Another Weird One: JCM

I saw John Carter in a nearly empty theater today. Putting aside the fact that it’s going to be one of the worst all-time flops in economic terms, I’m ambivalent about it.

The book A Princess of Mars and its sequels are, simply, terrible. They’re racist, badly plotted, and over-written; fantasy with a badly-glued veneer of sci-fi. I loved them when I was 8 or so and didn’t entirely understand them, but even then the descriptions of theĀ Tharks bothered me. The movie attempts to make sense of Burroughs’s meandering but still leaves its characters with some fucking idiotic dialogue.

Besides the impressive use of CGI and nice on-site shooting in some desert somewhere, the thing that stands out for me is the modern interpretation of Burroughs’s interpretation of Percival Lowell‘s vision of Mars. It is utterly romantic: the technically advanced people of a dying world building longer and longer canals to use the dwindling resources of water, knowing the whole time that they will lose their fight. I suspect that Lowell’s bad astronomy lasted as long as it did because of the romance of it.

The two leads are unimpressive. Carter is played by a man named Kitsch, who should by virtue of not changing his name qualify for the self-awareness version of a Darwin Award. Dejah Thoris is played by a woman who can’t necessarily deliver her lines but, to her credit, has triceps that make her look almost realistic when holding a sword.

Finally, if you’re a fan of HBO’s Rome and The Wire and AMC’s Breaking Bad, there’s a strange feeling seeing Julius Caesar, Marc Anthony, Detective Jimmy McNulty, and Walt White rubbing elbows as secondary characters.

16 thoughts on “Another Weird One: JCM

  1. I would disagree that the book is racist- the following passage (cribbed from Project Gutenberg) from Chapter 11 must have been pretty mind-blowing in 1912, and is a lot more progressive than just about anything written in the subsequent fifty years:

    Dejah Thoris and I then fell to examining the architecture and decorations of the beautiful chambers of the building we were occupying. She told me that these people had presumably flourished over a hundred thousand years before.
    They were the early progenitors of her race, but had mixed with the other great race of early Martians, who were very dark, almost black, and also with the reddish yellow race which had flourished at the same time.
    These three great divisions of the higher Martians had been forced into a mighty alliance as the drying up of the Martian seas had compelled them to seek the comparatively few and always diminishing fertile areas, and to defend themselves, under new conditions of life, against the wild hordes of green men.
    Ages of close relationship and intermarrying had resulted in the race of red men, of which Dejah Thoris was a fair and beautiful daughter.

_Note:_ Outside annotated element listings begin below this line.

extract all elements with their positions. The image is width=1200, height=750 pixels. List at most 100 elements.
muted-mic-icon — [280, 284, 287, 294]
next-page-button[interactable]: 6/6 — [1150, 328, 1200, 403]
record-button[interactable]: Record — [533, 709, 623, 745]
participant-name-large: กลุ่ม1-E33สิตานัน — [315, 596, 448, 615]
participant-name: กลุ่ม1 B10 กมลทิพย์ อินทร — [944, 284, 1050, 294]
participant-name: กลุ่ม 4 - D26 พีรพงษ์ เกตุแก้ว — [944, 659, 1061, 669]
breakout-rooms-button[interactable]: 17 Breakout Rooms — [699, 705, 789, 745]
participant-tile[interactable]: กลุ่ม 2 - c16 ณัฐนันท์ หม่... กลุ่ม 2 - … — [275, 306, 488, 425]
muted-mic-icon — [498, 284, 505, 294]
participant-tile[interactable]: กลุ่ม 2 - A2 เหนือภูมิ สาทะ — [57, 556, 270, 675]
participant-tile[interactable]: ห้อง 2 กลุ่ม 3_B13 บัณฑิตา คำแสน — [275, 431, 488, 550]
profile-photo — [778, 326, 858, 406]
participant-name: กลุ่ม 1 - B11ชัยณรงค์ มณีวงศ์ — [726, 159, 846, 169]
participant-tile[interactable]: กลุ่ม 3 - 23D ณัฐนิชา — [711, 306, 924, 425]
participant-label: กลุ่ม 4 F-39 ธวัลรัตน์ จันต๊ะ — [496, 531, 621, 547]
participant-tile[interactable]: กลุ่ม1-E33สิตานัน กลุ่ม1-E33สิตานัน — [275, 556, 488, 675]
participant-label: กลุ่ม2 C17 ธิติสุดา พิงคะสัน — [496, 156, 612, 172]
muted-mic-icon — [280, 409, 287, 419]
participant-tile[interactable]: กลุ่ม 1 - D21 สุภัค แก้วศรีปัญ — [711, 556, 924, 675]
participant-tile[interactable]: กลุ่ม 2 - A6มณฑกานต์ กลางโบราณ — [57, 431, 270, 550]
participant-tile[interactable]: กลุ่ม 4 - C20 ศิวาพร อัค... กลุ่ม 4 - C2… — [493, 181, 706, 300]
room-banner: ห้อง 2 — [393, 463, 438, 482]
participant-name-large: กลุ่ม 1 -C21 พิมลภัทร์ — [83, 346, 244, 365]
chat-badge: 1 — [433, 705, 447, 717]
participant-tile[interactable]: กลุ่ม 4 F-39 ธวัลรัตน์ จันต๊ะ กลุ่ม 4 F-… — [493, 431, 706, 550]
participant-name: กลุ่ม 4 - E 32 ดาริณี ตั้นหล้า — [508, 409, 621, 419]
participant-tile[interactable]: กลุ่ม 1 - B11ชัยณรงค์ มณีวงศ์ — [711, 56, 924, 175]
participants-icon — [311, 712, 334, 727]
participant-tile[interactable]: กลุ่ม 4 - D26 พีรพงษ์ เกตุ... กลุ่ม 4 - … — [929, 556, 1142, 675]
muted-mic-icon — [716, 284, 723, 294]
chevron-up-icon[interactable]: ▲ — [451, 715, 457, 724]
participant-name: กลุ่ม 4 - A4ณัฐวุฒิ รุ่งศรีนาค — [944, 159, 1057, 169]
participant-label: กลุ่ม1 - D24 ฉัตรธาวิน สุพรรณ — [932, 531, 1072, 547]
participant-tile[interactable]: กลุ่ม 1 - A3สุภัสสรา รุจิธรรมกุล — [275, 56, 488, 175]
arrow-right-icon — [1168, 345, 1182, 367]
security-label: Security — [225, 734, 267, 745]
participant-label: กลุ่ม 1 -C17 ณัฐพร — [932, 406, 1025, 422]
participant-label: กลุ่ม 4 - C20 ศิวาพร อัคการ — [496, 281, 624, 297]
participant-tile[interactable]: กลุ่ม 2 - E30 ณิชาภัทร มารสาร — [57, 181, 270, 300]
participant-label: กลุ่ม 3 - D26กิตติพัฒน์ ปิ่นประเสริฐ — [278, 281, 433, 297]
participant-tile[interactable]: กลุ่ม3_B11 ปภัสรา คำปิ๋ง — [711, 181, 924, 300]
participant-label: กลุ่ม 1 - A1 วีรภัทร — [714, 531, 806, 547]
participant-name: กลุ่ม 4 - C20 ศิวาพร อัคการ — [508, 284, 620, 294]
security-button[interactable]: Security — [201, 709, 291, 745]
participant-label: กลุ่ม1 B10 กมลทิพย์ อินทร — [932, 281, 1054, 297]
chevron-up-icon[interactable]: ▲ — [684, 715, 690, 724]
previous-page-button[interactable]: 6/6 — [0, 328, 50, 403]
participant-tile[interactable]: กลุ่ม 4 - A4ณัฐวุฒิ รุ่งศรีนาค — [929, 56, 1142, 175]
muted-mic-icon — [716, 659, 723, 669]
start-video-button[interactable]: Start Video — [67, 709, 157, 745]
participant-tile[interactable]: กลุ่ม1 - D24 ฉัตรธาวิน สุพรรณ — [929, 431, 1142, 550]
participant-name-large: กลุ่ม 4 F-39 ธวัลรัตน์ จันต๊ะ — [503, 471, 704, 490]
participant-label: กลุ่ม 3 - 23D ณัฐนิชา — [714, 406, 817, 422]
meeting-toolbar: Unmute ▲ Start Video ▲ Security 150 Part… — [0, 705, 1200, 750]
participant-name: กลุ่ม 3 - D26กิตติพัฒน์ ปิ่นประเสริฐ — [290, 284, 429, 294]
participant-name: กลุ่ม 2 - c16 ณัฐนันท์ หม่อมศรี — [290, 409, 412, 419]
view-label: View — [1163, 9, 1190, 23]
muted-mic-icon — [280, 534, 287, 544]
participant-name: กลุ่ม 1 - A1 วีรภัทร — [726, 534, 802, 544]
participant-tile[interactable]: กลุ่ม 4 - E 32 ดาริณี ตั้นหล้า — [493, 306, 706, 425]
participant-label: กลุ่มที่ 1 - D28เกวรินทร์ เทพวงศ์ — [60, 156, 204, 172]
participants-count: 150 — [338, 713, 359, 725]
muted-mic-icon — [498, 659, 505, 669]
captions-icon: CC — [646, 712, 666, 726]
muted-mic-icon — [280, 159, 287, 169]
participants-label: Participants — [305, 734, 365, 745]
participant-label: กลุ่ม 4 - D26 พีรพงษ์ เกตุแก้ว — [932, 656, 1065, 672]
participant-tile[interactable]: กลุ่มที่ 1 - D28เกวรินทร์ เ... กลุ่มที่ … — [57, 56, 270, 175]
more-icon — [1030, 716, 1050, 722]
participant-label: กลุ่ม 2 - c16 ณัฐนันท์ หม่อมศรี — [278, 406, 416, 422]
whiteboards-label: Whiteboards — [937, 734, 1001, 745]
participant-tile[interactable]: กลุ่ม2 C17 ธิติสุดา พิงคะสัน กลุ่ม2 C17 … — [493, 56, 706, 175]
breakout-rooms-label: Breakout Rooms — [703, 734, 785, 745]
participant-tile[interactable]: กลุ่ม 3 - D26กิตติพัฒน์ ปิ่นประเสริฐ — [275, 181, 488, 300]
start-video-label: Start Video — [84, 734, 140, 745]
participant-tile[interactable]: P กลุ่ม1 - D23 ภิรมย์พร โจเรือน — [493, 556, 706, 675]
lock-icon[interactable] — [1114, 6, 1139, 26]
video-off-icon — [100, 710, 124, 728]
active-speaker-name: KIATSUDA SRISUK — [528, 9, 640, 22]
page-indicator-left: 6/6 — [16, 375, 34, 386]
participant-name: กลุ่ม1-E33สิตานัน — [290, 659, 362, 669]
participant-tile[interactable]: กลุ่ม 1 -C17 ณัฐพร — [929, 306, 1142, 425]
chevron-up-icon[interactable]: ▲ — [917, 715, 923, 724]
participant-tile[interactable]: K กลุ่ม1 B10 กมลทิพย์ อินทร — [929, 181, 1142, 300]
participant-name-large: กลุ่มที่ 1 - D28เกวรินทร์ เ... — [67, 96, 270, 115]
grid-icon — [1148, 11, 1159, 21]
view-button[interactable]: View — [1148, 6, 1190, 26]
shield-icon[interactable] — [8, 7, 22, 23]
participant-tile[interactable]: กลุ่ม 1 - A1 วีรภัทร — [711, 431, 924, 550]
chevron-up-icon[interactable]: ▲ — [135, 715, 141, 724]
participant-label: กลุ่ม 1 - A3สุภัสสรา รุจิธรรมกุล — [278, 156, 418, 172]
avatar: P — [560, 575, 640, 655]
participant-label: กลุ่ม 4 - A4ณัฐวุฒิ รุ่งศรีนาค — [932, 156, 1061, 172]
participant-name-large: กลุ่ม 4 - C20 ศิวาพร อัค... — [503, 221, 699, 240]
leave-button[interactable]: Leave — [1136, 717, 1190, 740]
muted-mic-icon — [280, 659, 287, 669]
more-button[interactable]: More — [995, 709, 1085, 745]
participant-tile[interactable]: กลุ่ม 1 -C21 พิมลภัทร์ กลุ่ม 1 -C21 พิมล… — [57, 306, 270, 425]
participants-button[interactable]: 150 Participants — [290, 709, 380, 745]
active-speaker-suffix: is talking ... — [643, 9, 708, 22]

    To describe this sort of race-mixing in the early 20th century was probably shocking in many quarters.

    I’m undecided about whether to see the movie or not. Do I really need another portion of my childhood cut to pieces in the cruel arena of the Warhoon hordes of hackery?

    • His description of the Tharks is that they are the cruel, degenerate descendants of a once-great race. They live and attack in “hordes”, cannot be fully understood by outsiders, and ignore pain. Every aspect fits the circa-1900 stereotype of the Chinese. I might overlook this if Burroughs hadn’t done something similar with Africans in Tarzan.

      • I just figured he was describing monsters from Mars. The fact that he describes them as being slaves to a collectivist ideal before the Bolshevik Revolution is also pretty weird. Apparently, he based his green martians of some Theosophical writings of Madame Blavatsky.

        I only read the first “Tarzan” book and really wasn’t impressed. I wonder if he became less forward thinking as his career progressed, in order to please an unenlightened audience.

  2. Another thing- I think it was a dumb move to name the film John Carter. The character is the dullest one in the book, which is 75% weird travelogue and 25% male wish-fulfilment, and isn’t a household name. It’s a very inauspicious choice.

  3. ” It is utterly romantic: the technically advanced people of a dying world building longer and longer canals to use the dwindling resources of water, knowing the whole time that they will lose their fight.”

    Geez, that’s sad.

  4. I, too, saw it in a nearly empty theater. The saddest part was post final shot when the JCM graphic flipped out in all it’s stylized, sequel-branding glory. You’d think they’d know it was a stillborn dog by that point.

    Can the Lensmen movie (Star Wars doesn’t count!) be far behind?